Monday, five male justices on the Supreme Court decided that the reproductive rights of women were trumped by a corporation’s specious claims of “religious liberty” and “freedom of conscience.” The owners of Hobby Lobby—a company that employs 13,000 people—believe that it would be sinful to provide government-mandated access to certain forms of birth control that they, with no scientific basis whatsoever, determined were abortifacients.

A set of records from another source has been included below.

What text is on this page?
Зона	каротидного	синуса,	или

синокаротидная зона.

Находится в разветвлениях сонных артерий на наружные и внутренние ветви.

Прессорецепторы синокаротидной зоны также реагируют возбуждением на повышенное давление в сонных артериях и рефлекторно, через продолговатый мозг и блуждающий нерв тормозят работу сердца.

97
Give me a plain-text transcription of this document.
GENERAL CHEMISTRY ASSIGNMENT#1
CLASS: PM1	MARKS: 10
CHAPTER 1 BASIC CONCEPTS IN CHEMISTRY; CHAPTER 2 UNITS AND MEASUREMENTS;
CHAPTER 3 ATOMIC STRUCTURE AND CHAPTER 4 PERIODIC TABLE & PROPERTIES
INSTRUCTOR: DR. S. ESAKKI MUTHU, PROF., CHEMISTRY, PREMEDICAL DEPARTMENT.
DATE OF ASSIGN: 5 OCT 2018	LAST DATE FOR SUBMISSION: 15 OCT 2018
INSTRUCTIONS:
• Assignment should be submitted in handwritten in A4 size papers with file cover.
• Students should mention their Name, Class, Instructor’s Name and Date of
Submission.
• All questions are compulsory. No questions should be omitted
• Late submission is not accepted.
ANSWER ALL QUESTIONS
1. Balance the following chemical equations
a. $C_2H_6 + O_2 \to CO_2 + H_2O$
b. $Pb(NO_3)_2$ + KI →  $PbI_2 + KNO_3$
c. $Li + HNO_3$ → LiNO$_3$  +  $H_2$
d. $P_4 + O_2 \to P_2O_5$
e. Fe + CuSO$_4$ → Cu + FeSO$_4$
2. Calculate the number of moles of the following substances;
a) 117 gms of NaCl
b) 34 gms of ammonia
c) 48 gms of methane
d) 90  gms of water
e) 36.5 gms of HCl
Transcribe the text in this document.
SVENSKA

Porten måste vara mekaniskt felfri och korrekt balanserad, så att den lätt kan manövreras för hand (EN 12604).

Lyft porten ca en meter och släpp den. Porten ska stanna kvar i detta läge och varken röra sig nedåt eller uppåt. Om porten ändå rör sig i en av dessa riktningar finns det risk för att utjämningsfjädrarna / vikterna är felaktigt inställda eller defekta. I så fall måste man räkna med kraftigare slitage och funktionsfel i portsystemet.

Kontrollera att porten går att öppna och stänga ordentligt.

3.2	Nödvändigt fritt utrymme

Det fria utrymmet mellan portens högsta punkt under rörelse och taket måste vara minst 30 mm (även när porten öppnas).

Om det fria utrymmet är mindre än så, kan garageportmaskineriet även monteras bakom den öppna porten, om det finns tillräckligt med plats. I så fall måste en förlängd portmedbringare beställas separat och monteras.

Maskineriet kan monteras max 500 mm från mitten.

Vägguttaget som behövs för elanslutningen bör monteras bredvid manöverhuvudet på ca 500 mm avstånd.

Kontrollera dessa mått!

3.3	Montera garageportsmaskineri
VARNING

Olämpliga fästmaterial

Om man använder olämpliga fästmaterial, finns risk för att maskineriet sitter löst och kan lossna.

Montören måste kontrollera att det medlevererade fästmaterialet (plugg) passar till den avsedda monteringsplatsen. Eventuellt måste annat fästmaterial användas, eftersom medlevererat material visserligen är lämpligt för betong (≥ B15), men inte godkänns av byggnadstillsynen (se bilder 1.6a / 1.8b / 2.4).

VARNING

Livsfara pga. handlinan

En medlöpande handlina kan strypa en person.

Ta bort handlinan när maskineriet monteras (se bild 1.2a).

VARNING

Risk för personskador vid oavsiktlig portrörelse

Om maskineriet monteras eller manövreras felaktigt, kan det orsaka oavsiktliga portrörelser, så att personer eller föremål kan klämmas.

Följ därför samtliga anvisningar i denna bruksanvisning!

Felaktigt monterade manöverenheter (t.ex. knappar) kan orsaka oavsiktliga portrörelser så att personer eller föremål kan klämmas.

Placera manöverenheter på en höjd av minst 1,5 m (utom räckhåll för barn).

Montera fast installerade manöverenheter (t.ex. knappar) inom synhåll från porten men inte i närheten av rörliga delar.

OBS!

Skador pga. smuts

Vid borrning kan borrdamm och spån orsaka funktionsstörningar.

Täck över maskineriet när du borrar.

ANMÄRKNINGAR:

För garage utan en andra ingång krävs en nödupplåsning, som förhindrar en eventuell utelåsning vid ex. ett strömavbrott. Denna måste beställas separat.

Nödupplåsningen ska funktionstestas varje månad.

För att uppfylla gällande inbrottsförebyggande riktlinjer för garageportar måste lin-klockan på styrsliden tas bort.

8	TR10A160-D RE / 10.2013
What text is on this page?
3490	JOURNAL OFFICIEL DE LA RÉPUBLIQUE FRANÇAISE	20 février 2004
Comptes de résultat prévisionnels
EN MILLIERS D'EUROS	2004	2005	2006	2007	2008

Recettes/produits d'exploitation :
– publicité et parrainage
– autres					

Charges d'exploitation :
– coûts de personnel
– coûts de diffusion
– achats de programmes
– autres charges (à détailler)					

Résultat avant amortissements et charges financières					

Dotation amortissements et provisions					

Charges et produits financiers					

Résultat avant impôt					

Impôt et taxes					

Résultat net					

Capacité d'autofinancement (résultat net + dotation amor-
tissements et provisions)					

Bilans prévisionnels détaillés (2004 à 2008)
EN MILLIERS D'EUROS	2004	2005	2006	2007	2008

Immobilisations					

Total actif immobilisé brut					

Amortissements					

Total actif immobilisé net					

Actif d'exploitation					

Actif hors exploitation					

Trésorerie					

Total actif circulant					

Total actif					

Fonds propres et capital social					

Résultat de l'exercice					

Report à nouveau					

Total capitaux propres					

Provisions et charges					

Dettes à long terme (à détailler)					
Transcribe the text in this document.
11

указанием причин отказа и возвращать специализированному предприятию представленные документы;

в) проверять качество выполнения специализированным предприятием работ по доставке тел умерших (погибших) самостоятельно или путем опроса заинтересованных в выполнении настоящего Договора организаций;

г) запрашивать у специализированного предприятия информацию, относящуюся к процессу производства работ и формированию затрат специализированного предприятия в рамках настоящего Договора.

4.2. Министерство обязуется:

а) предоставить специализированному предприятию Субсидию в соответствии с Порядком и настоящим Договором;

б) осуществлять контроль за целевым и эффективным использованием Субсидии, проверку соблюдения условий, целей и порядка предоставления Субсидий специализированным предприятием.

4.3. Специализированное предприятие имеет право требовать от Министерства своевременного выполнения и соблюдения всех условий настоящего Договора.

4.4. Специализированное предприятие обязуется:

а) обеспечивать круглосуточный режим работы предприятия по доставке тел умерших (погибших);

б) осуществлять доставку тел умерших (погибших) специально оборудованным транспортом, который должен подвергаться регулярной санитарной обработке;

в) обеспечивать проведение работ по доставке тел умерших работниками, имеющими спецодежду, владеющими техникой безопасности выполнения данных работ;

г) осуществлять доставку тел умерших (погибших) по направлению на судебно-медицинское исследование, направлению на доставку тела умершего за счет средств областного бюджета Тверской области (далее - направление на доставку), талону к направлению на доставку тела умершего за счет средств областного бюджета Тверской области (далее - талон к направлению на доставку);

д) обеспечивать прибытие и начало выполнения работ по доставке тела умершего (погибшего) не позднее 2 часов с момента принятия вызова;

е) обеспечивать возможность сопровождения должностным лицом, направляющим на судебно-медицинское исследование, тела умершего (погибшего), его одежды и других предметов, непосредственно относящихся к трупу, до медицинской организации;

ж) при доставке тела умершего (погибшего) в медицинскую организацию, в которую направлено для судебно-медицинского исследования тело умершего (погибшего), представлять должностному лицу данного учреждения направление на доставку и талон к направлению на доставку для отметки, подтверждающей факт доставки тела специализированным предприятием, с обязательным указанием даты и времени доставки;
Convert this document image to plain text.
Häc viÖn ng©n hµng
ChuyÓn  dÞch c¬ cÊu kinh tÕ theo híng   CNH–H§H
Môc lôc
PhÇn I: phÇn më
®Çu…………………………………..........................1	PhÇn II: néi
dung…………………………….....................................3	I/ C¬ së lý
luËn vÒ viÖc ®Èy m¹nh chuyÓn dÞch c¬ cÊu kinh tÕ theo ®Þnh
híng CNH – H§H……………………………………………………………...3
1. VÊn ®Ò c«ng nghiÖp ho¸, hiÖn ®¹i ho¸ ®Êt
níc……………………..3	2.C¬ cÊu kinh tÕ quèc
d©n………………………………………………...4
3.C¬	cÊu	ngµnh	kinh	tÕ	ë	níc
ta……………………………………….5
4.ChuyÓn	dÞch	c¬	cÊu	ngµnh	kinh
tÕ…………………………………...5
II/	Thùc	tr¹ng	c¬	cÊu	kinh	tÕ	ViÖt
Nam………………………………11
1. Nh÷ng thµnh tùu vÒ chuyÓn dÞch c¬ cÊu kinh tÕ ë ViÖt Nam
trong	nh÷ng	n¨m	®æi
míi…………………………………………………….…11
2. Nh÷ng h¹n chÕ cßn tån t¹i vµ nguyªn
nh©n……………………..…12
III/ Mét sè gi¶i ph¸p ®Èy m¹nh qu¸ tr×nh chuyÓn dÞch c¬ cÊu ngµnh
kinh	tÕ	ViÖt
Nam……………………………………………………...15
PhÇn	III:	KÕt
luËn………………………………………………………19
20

Make no mistake: When we deny health coverage for contraception, we are effectively denying the right to access for some women. The five male justices found this appeal to conscience compelling for reasons that we can only assume are related to the fact that birth control is the concern primarily of women—since, as reporters at the Huffington Post noted, the ruling was written “so as only to apply to the contraception mandate, not to religious employers who object to other medical services, like blood transfusions or vaccines.” Because men might need those medical services. (Though, in fact, those sorts of challenges could be coming.) In arguments before the Supreme Court last March, Paul Clement, arguing for Hobby Lobby, made it clear that birth control was unique because it is “so religiously sensitive, so fraught with religious controversy.” In other words, claims of conscience that involve women and sex deserve heightened scrutiny.
As I took a deep breath, and tried to process this ruling, I thought that perhaps I should try to follow the advice I give my students—to think about the historical context that would allow these male justices of the Supreme Court to consider this a reasonable ruling, to believe that trampling the rights of more than 50 percent of the population was in line with their constitutional mandate. And indeed, our particular historical circumstances explain much. Despite the legal and economic strides that women have made over the past 60 years, many people, male and female, still do not consider women’s rights, especially reproductive rights, to be the equivalent of human rights. Women’s rights, especially rights over their own body, are always contingent. There are always others who claim that they should have a share in those rights. Hence, laws that restrict the ability of women to exercise their constitutional right to abortion, laws that criminalize the behavior of women when pregnant, laws that make it difficult for women to access birth control. We allow the state and society to interfere in women’s bodily integrity in ways that men would never permit for themselves.
Monday’s ruling is simply one more piece of evidence that we still do not value women’s rights in the same way that we value “universal rights”—that is, rights that pertain to men. When I teach about gender history again this fall, I will be uncomfortably aware that the past is not really past.